Ele reforçou que manterá sua posição ao votar contra a pronúncia do afastamento.

Sessão é coordenada pelo presidente do STF, Ricardo Lewandowski, e tem previsão de durar aproximadamente 20 horas
Geraldo Magela/Agência Senado - 9.8.16
Sessão é coordenada pelo presidente do STF, Ricardo Lewandowski, e tem previsão de durar aproximadamente 20 horas

Votação

Os senadores iniciaram nesta terça-­feira a análise em plenário do parecer do relator Antonio Anastasia (PSDB­-MG), que pede o impeachment da presidente por crime de responsabilidade, em razão da assinatura de decretos de suplementação orçamentária e da realização de operações de crédito entre o Tesouro e o Banco do Brasil.

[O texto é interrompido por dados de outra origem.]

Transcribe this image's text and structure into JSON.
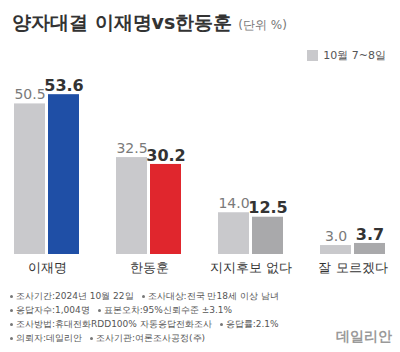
{
  "chart_data": {
    "type": "bar",
    "title": "양자대결 이재명vs한동훈",
    "subtitle": "(단위 %)",
    "categories": [
      "이재명",
      "한동훈",
      "지지후보 없다",
      "잘 모르겠다"
    ],
    "series": [
      {
        "name": "10월 7~8일",
        "color": "#c9c9cc",
        "values": [
          50.5,
          32.5,
          14.0,
          3.0
        ],
        "value_labels": [
          "50.5",
          "32.5",
          "14.0",
          "3.0"
        ]
      },
      {
        "colors": [
          "#1f4fa6",
          "#e0262d",
          "#a9a9ab",
          "#a9a9ab"
        ],
        "values": [
          53.6,
          30.2,
          12.5,
          3.7
        ],
        "value_labels": [
          "53.6",
          "30.2",
          "12.5",
          "3.7"
        ]
      }
    ],
    "data_labels": true,
    "tick_labels": "x",
    "legend": "top-right",
    "notes": [
      "조사기간:2024년 10월 22일",
      "조사대상:전국 만18세 이상 남녀",
      "응답자수:1,004명",
      "표본오차:95%신뢰수준 ±3.1%",
      "조사방법:휴대전화RDD100% 자동응답전화조사",
      "응답률:2.1%",
      "의뢰자:데일리안",
      "조사기관:여론조사공정(주)"
    ],
    "watermark": "데일리안"
  }
}
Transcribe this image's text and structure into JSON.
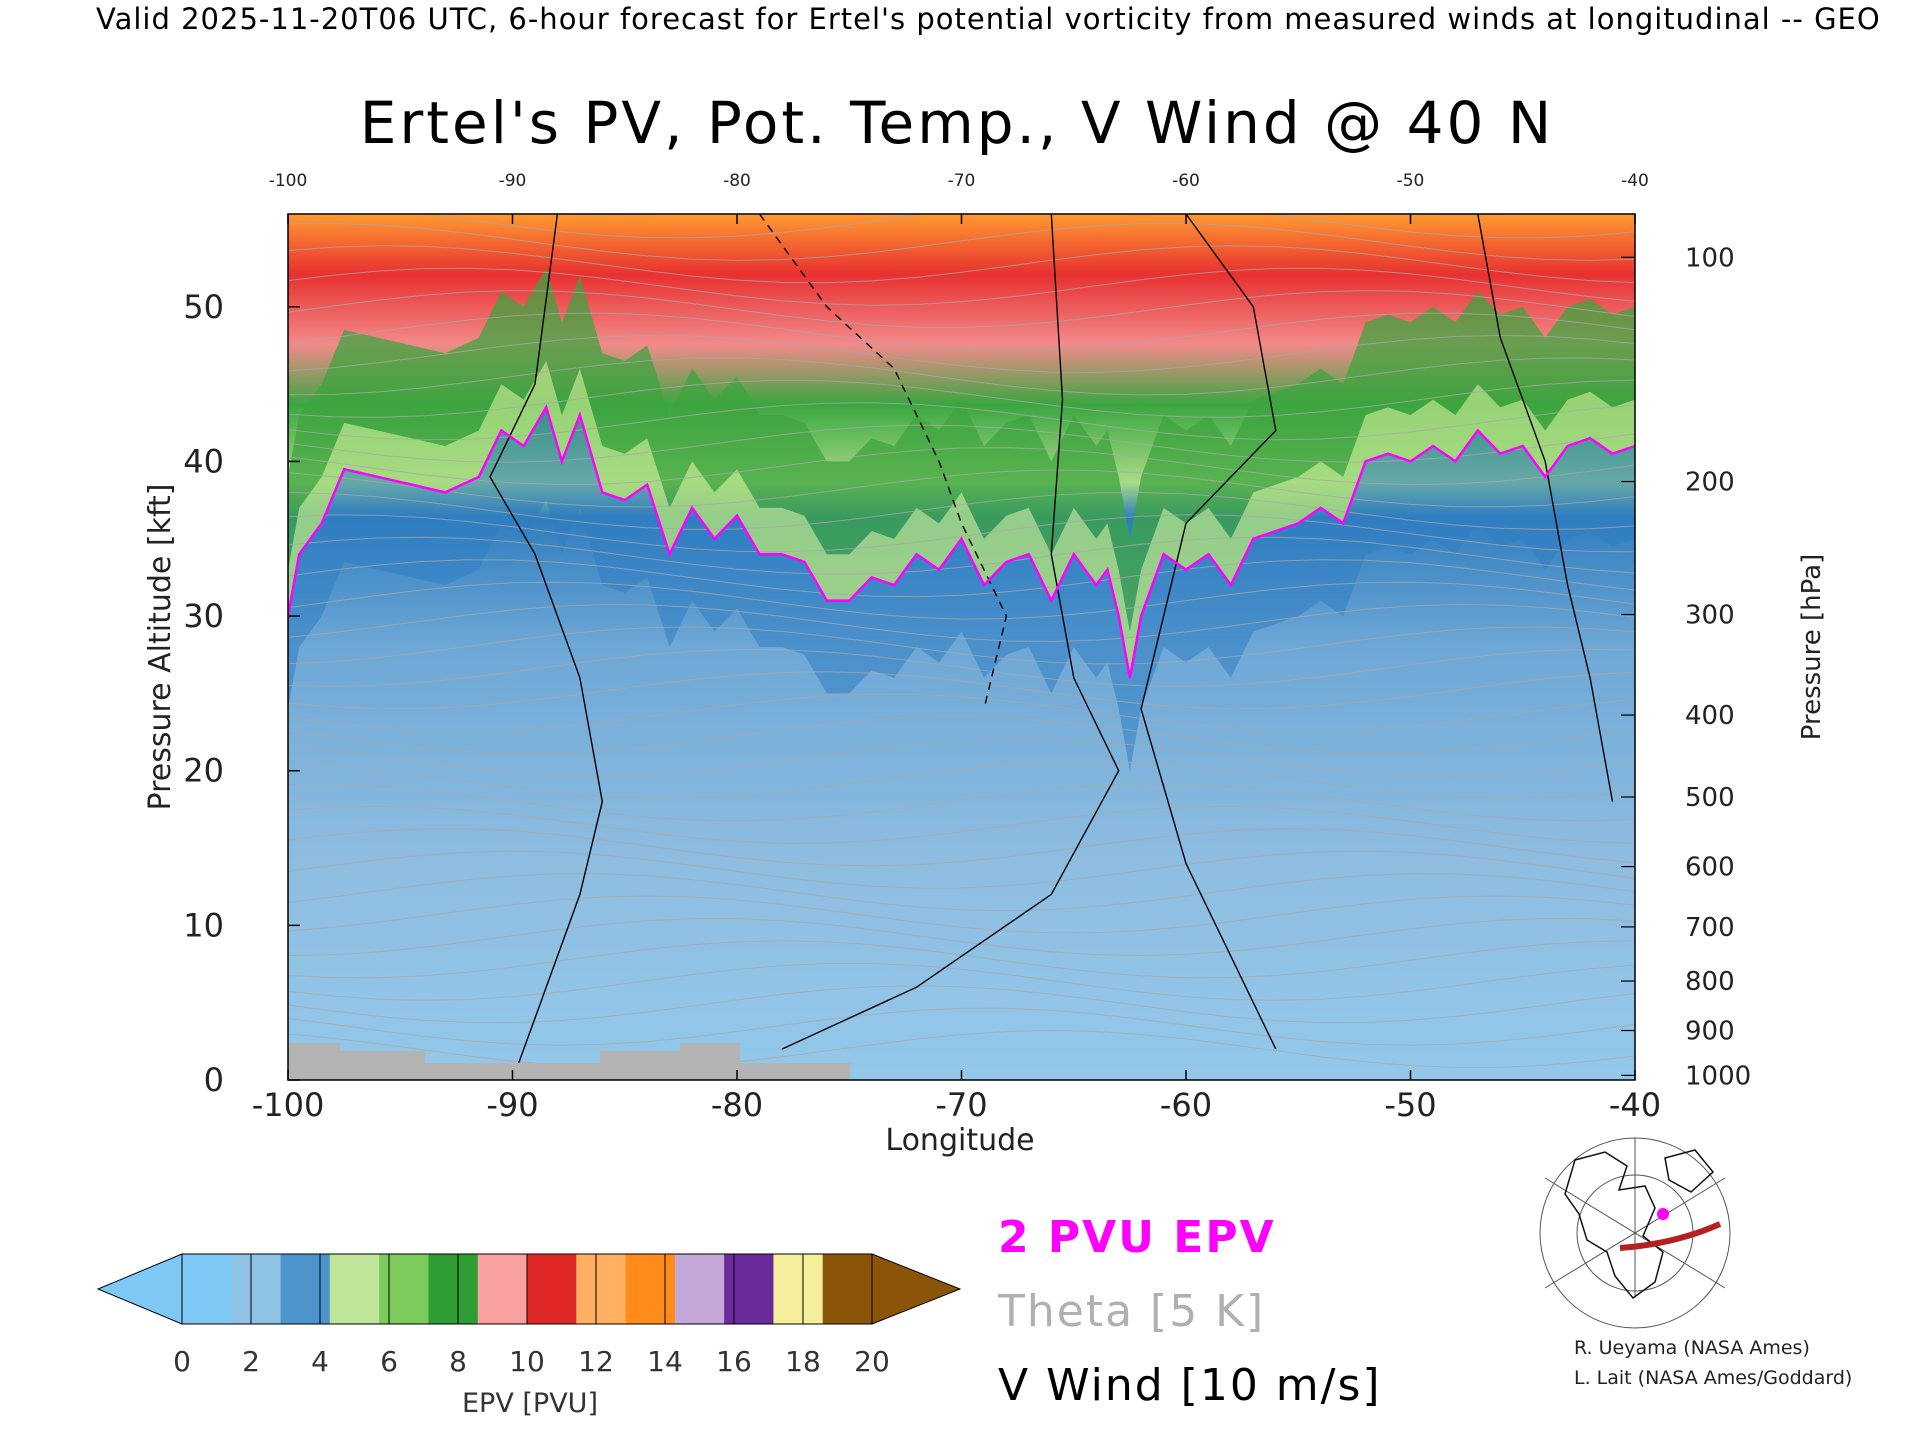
{
  "header": {
    "caption": "Valid 2025-11-20T06 UTC, 6-hour forecast for Ertel's potential vorticity from measured winds at longitudinal -- GEO"
  },
  "chart_data": {
    "type": "heatmap",
    "title": "Ertel's PV, Pot. Temp., V Wind @ 40 N",
    "xlabel": "Longitude",
    "ylabel_left": "Pressure Altitude [kft]",
    "ylabel_right": "Pressure [hPa]",
    "xlim": [
      -100,
      -40
    ],
    "ylim": [
      0,
      56
    ],
    "grid": false,
    "x_ticks": [
      "-100",
      "-90",
      "-80",
      "-70",
      "-60",
      "-50",
      "-40"
    ],
    "y_ticks": [
      "0",
      "10",
      "20",
      "30",
      "40",
      "50"
    ],
    "pressure_ticks": [
      {
        "label": "100",
        "kft": 53.2
      },
      {
        "label": "200",
        "kft": 38.7
      },
      {
        "label": "300",
        "kft": 30.1
      },
      {
        "label": "400",
        "kft": 23.6
      },
      {
        "label": "500",
        "kft": 18.3
      },
      {
        "label": "600",
        "kft": 13.8
      },
      {
        "label": "700",
        "kft": 9.9
      },
      {
        "label": "800",
        "kft": 6.4
      },
      {
        "label": "900",
        "kft": 3.2
      },
      {
        "label": "1000",
        "kft": 0.3
      }
    ],
    "tropopause_2pvu_kft": [
      {
        "x": -100,
        "y": 30
      },
      {
        "x": -99.5,
        "y": 34
      },
      {
        "x": -98.5,
        "y": 36
      },
      {
        "x": -97.5,
        "y": 39.5
      },
      {
        "x": -96,
        "y": 39
      },
      {
        "x": -94.5,
        "y": 38.5
      },
      {
        "x": -93,
        "y": 38
      },
      {
        "x": -91.5,
        "y": 39
      },
      {
        "x": -90.5,
        "y": 42
      },
      {
        "x": -89.5,
        "y": 41
      },
      {
        "x": -88.5,
        "y": 43.5
      },
      {
        "x": -87.8,
        "y": 40
      },
      {
        "x": -87,
        "y": 43
      },
      {
        "x": -86,
        "y": 38
      },
      {
        "x": -85,
        "y": 37.5
      },
      {
        "x": -84,
        "y": 38.5
      },
      {
        "x": -83,
        "y": 34
      },
      {
        "x": -82,
        "y": 37
      },
      {
        "x": -81,
        "y": 35
      },
      {
        "x": -80,
        "y": 36.5
      },
      {
        "x": -79,
        "y": 34
      },
      {
        "x": -78,
        "y": 34
      },
      {
        "x": -77,
        "y": 33.5
      },
      {
        "x": -76,
        "y": 31
      },
      {
        "x": -75,
        "y": 31
      },
      {
        "x": -74,
        "y": 32.5
      },
      {
        "x": -73,
        "y": 32
      },
      {
        "x": -72,
        "y": 34
      },
      {
        "x": -71,
        "y": 33
      },
      {
        "x": -70,
        "y": 35
      },
      {
        "x": -69,
        "y": 32
      },
      {
        "x": -68,
        "y": 33.5
      },
      {
        "x": -67,
        "y": 34
      },
      {
        "x": -66,
        "y": 31
      },
      {
        "x": -65,
        "y": 34
      },
      {
        "x": -64,
        "y": 32
      },
      {
        "x": -63.5,
        "y": 33
      },
      {
        "x": -63,
        "y": 30
      },
      {
        "x": -62.5,
        "y": 26
      },
      {
        "x": -62,
        "y": 30
      },
      {
        "x": -61,
        "y": 34
      },
      {
        "x": -60,
        "y": 33
      },
      {
        "x": -59,
        "y": 34
      },
      {
        "x": -58,
        "y": 32
      },
      {
        "x": -57,
        "y": 35
      },
      {
        "x": -56,
        "y": 35.5
      },
      {
        "x": -55,
        "y": 36
      },
      {
        "x": -54,
        "y": 37
      },
      {
        "x": -53,
        "y": 36
      },
      {
        "x": -52,
        "y": 40
      },
      {
        "x": -51,
        "y": 40.5
      },
      {
        "x": -50,
        "y": 40
      },
      {
        "x": -49,
        "y": 41
      },
      {
        "x": -48,
        "y": 40
      },
      {
        "x": -47,
        "y": 42
      },
      {
        "x": -46,
        "y": 40.5
      },
      {
        "x": -45,
        "y": 41
      },
      {
        "x": -44,
        "y": 39
      },
      {
        "x": -43,
        "y": 41
      },
      {
        "x": -42,
        "y": 41.5
      },
      {
        "x": -41,
        "y": 40.5
      },
      {
        "x": -40,
        "y": 41
      }
    ],
    "colorbar": {
      "label": "EPV [PVU]",
      "tick_labels": [
        "0",
        "2",
        "4",
        "6",
        "8",
        "10",
        "12",
        "14",
        "16",
        "18",
        "20"
      ],
      "colors": [
        "#7ec8f5",
        "#8fc3e6",
        "#4d93cc",
        "#bfe59a",
        "#7dcb5c",
        "#2f9d34",
        "#f7a0a0",
        "#e02828",
        "#ffb060",
        "#ff8c1a",
        "#c4a8d8",
        "#6a2a9a",
        "#f5ee9a",
        "#8a5508"
      ]
    },
    "legend": [
      {
        "label": "2 PVU EPV",
        "color": "#ff00ff"
      },
      {
        "label": "Theta [5 K]",
        "color": "#b0b0b0"
      },
      {
        "label": "V Wind [10 m/s]",
        "color": "#000000"
      }
    ]
  },
  "credits": {
    "line1": "R. Ueyama (NASA Ames)",
    "line2": "L. Lait (NASA Ames/Goddard)"
  },
  "icons": {
    "locator_map": "north-america-polar-map-icon"
  }
}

A sessão é coordenada pelo presidente do Supremo Tribunal Federal, Ricardo Lewandowski, e tem previsão de durar aproximadamente 20 horas. Ela foi iniciada com a apresentação de questões de ordem pelos senadores, especialmente daqueles que defendem a permanência de Dilma na Presidência da República, para, posteriormente, seguir com a leitura do relatório por Anastasia.

Após a leitura, cada senador obteve o direito de discursar por dez minutos. Após isso, a acusação tem 30 minutos para fazer suas últimas considerações, mesmo tempo dado à defesa, antes que a votação seja iniciada.

Os parlamentares proferem seus votos abertamente, revelados no painel eletrônico do Senado, e as lideranças partidárias poderão apresentar até quatro destaques por partido ao texto para serem votados separadamente. As sugestões de mudança ao texto serão votadas logo após a leitura do parecer principal.

Se a maioria simples dos parlamentares – 42 votos – aprovar o parecer, Dilma enfrentará oficialmente o julgamento final do processo de impeachment, possivelmente ainda no final do mês.